Transparency International – Initiative Madagascar (TI-MG) tire la sonnette d’alarme à propos des libérations controversées de détenus condamnés pour des délits de droit commun, notamment dans la capitale.

L’organisation de la so­ciété civile met notamment le doigt sur la libération de Roméo Chris­tophe Ramanatanana, dé­puté élu à Soavinandriana, condamné à 10 ans de prison ferme pour trafic de tortues et blanchiment d’argent, et au versement d’une amende de 60 millions d’ariary ainsi qu’une indemnisation de 2 milliards d’ariary à l’Etat. «Ce dernier n’est en aucun cas un prisonnier politique, mais un condamné pour crimes environnementaux et financiers», rappelle TI-MG.

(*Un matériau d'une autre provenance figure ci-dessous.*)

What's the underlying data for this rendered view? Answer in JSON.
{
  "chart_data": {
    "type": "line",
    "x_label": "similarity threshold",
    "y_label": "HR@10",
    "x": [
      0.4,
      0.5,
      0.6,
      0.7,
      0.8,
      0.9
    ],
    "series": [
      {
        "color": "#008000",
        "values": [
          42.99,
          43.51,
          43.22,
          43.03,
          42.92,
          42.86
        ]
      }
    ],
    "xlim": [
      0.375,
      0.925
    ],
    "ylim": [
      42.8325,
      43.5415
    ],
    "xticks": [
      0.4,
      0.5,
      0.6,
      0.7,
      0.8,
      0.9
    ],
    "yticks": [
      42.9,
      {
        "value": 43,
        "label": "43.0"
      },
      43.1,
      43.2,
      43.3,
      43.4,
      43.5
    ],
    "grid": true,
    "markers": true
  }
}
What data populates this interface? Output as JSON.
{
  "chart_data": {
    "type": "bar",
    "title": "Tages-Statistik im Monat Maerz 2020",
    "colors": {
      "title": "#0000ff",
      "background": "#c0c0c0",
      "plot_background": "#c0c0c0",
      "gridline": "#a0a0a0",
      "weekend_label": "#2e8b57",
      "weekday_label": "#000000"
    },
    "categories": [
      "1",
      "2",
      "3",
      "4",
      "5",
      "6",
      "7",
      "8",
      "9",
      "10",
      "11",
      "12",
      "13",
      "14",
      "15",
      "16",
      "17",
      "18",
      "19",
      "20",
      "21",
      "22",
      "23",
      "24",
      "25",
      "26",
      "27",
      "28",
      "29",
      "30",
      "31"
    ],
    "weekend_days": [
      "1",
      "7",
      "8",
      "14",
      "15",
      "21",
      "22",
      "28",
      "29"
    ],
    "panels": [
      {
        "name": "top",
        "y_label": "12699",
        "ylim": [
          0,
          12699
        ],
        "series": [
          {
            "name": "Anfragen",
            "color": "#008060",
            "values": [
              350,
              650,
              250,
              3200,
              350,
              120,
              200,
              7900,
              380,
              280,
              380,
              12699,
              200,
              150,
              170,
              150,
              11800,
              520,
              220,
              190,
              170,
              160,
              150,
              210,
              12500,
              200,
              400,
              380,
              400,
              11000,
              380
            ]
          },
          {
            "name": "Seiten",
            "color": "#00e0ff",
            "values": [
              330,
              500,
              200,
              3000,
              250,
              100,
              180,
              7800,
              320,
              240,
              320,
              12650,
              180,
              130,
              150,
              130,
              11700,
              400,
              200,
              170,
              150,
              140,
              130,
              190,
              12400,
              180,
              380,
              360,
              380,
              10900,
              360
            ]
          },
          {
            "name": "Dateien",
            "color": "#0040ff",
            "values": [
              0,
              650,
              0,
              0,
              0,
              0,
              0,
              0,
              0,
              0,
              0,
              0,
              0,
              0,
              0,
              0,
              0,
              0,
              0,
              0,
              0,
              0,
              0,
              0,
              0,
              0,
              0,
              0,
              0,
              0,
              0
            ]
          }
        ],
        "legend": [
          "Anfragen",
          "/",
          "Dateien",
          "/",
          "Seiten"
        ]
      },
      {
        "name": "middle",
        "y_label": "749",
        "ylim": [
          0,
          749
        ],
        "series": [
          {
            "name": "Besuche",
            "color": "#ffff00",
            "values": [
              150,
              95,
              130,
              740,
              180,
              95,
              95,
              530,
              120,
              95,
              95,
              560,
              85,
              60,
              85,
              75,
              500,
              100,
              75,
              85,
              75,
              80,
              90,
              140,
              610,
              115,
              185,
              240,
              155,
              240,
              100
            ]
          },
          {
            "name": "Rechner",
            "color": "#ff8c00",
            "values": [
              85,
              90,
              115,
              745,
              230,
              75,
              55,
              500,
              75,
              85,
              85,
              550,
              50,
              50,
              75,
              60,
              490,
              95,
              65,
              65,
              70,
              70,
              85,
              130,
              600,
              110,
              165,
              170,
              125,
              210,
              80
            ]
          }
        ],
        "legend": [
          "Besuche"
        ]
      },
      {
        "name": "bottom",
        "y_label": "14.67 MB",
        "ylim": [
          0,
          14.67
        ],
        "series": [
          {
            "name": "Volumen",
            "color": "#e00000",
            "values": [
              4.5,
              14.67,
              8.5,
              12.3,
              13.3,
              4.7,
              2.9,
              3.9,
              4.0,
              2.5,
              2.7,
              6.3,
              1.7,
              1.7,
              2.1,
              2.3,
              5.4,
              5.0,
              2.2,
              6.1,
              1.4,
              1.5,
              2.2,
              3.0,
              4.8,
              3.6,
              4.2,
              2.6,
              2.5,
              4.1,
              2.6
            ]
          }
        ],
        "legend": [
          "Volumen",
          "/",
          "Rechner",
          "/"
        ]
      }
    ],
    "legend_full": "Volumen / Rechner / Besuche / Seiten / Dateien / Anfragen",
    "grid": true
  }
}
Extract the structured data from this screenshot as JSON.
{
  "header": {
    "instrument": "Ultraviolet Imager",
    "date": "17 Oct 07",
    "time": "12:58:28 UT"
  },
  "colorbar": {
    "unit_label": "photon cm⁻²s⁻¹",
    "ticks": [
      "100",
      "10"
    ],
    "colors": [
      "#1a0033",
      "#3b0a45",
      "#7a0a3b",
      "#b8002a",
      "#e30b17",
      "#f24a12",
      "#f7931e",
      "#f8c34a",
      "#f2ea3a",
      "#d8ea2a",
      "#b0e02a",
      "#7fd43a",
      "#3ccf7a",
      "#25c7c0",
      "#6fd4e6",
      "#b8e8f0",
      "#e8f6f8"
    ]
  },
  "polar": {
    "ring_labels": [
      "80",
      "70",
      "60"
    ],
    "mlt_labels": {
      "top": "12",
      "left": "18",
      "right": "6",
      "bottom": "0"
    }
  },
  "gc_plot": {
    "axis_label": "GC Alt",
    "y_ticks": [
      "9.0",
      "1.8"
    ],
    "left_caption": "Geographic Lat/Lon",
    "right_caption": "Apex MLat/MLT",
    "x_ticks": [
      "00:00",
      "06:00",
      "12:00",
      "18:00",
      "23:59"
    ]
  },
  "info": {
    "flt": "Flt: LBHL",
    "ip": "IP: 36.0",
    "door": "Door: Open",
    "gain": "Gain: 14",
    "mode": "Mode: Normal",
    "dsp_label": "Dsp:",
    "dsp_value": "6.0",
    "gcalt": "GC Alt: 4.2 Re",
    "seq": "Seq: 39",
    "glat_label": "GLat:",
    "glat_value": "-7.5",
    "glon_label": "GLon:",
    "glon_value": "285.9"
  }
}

Pire encore, d’après l’OSC, plusieurs détenus, sans grâce ni arrêt ou jugement de relaxe ou d’acquittement, ont recouvré la liberté de manière non conforme aux procédures légales ces derniers jours, alors que le président Andry Rajoelina n’a gracié que huit détenus politiques avant son exfiltration par l’armée française le 12 octobre. TI-MG rappelle que ces libérations doivent impérativement respecter la loi et les procédures en vigueur, au risque de fragiliser l’Etat de droit et de jeter un doute sur la sincérité du processus de refondation. La libération de personnes con­damnées, comme dans le cas cité, illustre les dangers de ces pratiques.
L’organisation appelle la présidence de la Refonda­tion de la République de Madagascar (PRRM), le premier ministre et l’Assemblée nationale, à faire du rétablissement de l’Etat de droit leur priorité. Il s’agit de garantir une justice indépendante, effective, et d’assurer que cette refondation marque un tournant éthique, et non un retour à l’impunité.